I cannot recommend Gaetano enough as he a is a classy, knowledgeable, safe driving and hardworking guy that makes it his sole mission to ensure that his guest have the best possible experience as possible. I plan to meet with him again when we go back to Positano someday or if he makes his way to New York. Gaetano also has contacts in other regions so if you ask he may be able to also help you in visiting Tuscany, Umbria or even Piedmont. The Wine Bus is wonderful and truly one of a kind!
Devon, Greco di Tufo, 2011, Campania
A deep gold color. Aromas and flavors of apples and pears, sweet lemons. Clean finish with fresh acidity and length, flint like minerality. I really liked this version of Greco di Tufo. It was full bodied but cut a nice mineral streak in the wine that also retained great freshness from the acidity. Ultra hard to find in the US.
Bechar, Fiano di Avellino, 2011, Campania
Bright cold in color with green flecks. Citrus aromas of grapefruit and lemon, zesty herbal notes with granite minerality. Some tropical notes poke in but are more tame such as medium ripe banana and mango. The finish is acid driven, racy and floral with a clean, zesty finish.

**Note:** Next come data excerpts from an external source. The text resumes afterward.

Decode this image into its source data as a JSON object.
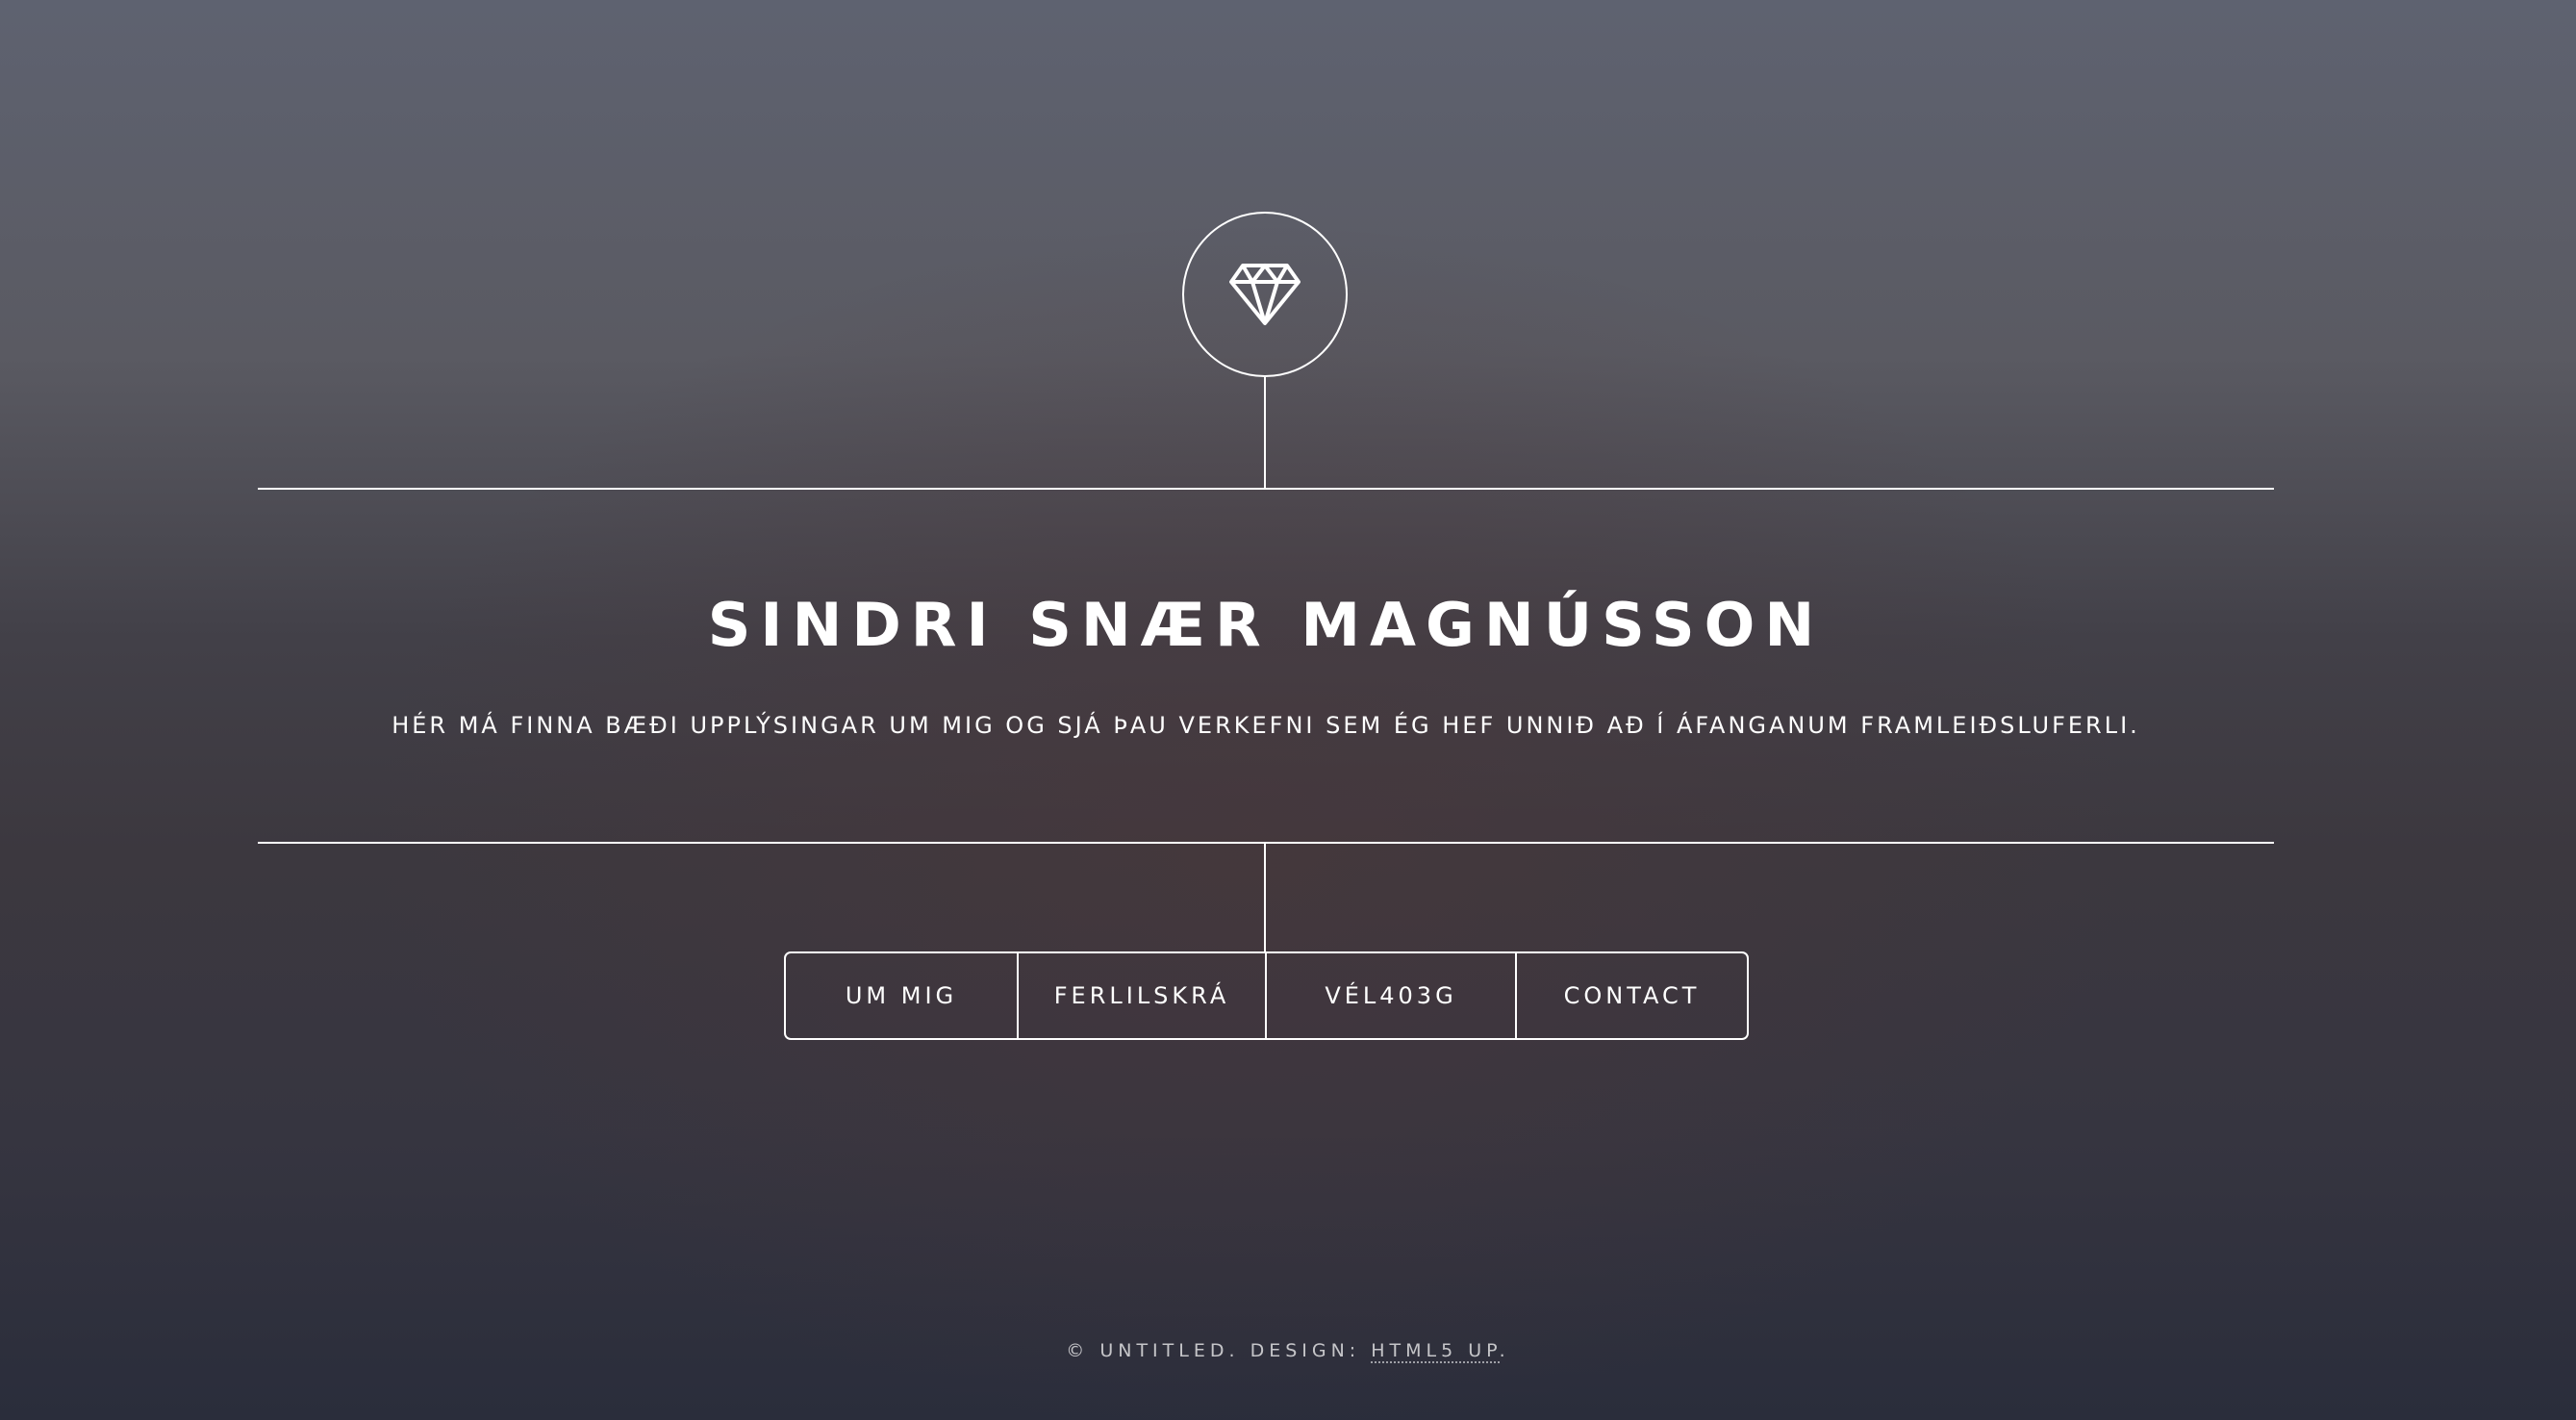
{
  "header": {
    "logo_icon": "diamond-icon",
    "title": "SINDRI SNÆR MAGNÚSSON",
    "subtitle": "HÉR MÁ FINNA BÆÐI UPPLÝSINGAR UM MIG OG SJÁ ÞAU VERKEFNI SEM ÉG HEF UNNIÐ AÐ Í ÁFANGANUM FRAMLEIÐSLUFERLI."
  },
  "nav": {
    "items": [
      {
        "label": "UM MIG"
      },
      {
        "label": "FERLILSKRÁ"
      },
      {
        "label": "VÉL403G"
      },
      {
        "label": "CONTACT"
      }
    ]
  },
  "footer": {
    "copyright": "© UNTITLED. DESIGN: ",
    "link_label": "HTML5 UP",
    "suffix": "."
  },
  "colors": {
    "foreground": "#ffffff",
    "background_top": "#5e6270",
    "background_bottom": "#2a2d3b"
  }
}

Tari, Aglianico, 2011 Taurasi young vines, Taurasi, Campania
This wine is the intro level Aglianico Taurasi from Caggiano. The fruit is mostly sourced from younger vines from vineyards owned by Caggiano. A bright red at the edges, the center is a nice deep red core. Violets, red cherry, forest floor and licorice aromas rise from the glass. On the palate plum adds to the flavor mix with some cedar/neutral wood like flavors and textures. Gripping tannins are very present with the ripping acidity that will keep this wine around for quite a few years. Great now but better with a few years on the bottle.
Taurasi, Vigna Macchia Dei Goti, 2008, Aglianico di Taurasi, Campania The color is purple-red at the edges with a deep red core, not dark. This wine is WAY too young but hints at the possibility of what is to come. Spicy red and black fruits, lead pencil, licorice, very complex, meat notes even. Plum, juicy acidity, medium to full tannins. Finishes long and complex with bright and juicy acidity, bright red to purple fruits all wrapped up in a tannic frame.
Fiano di Avellino, 2011
Colors of bright gold again with green hints. Citrus especially lemon, with fennel and green leaf herbs. Juicy and bright acidity and that is from a riper than normal vintage according to our guide. The grapes are larger than Greco di Tufo as well.
Cutizzi, Greco di Tufo, 2010, Santa Paolina (finest expression of Greco from Feudi)
A golden hue, a perfect light gold shines from the glass. Rich, with crushed rock and granite aromas coming through from the soil leads to a long mineral laden finish.
Aglianico Dal Rae, 2010, Irpinia, Campania
Ruby red color. Plum nose, pencil lead, tar, espresso, black cherry, spicy licorice, ripe & fleshy, silky tannins, medium to full bodied with a tight, gripping finish.
Serpico, 1999, Taurasi old vine Aglianico, Campania
A dark core with brick red edges. Mature aromas of baking spices, fall leaves, dried black fruits, stewed but strong beef notes, smoked meat. The palate is rich and strong showing nice mature character. Fine, but full tannins frame a long and serious finish. Good, ample acidity too. Some brown sugar and balsam notes. This is for sure mature, but should have plenty of years to go and still improve. Vines for this wine are 70, 100, and 150 years old.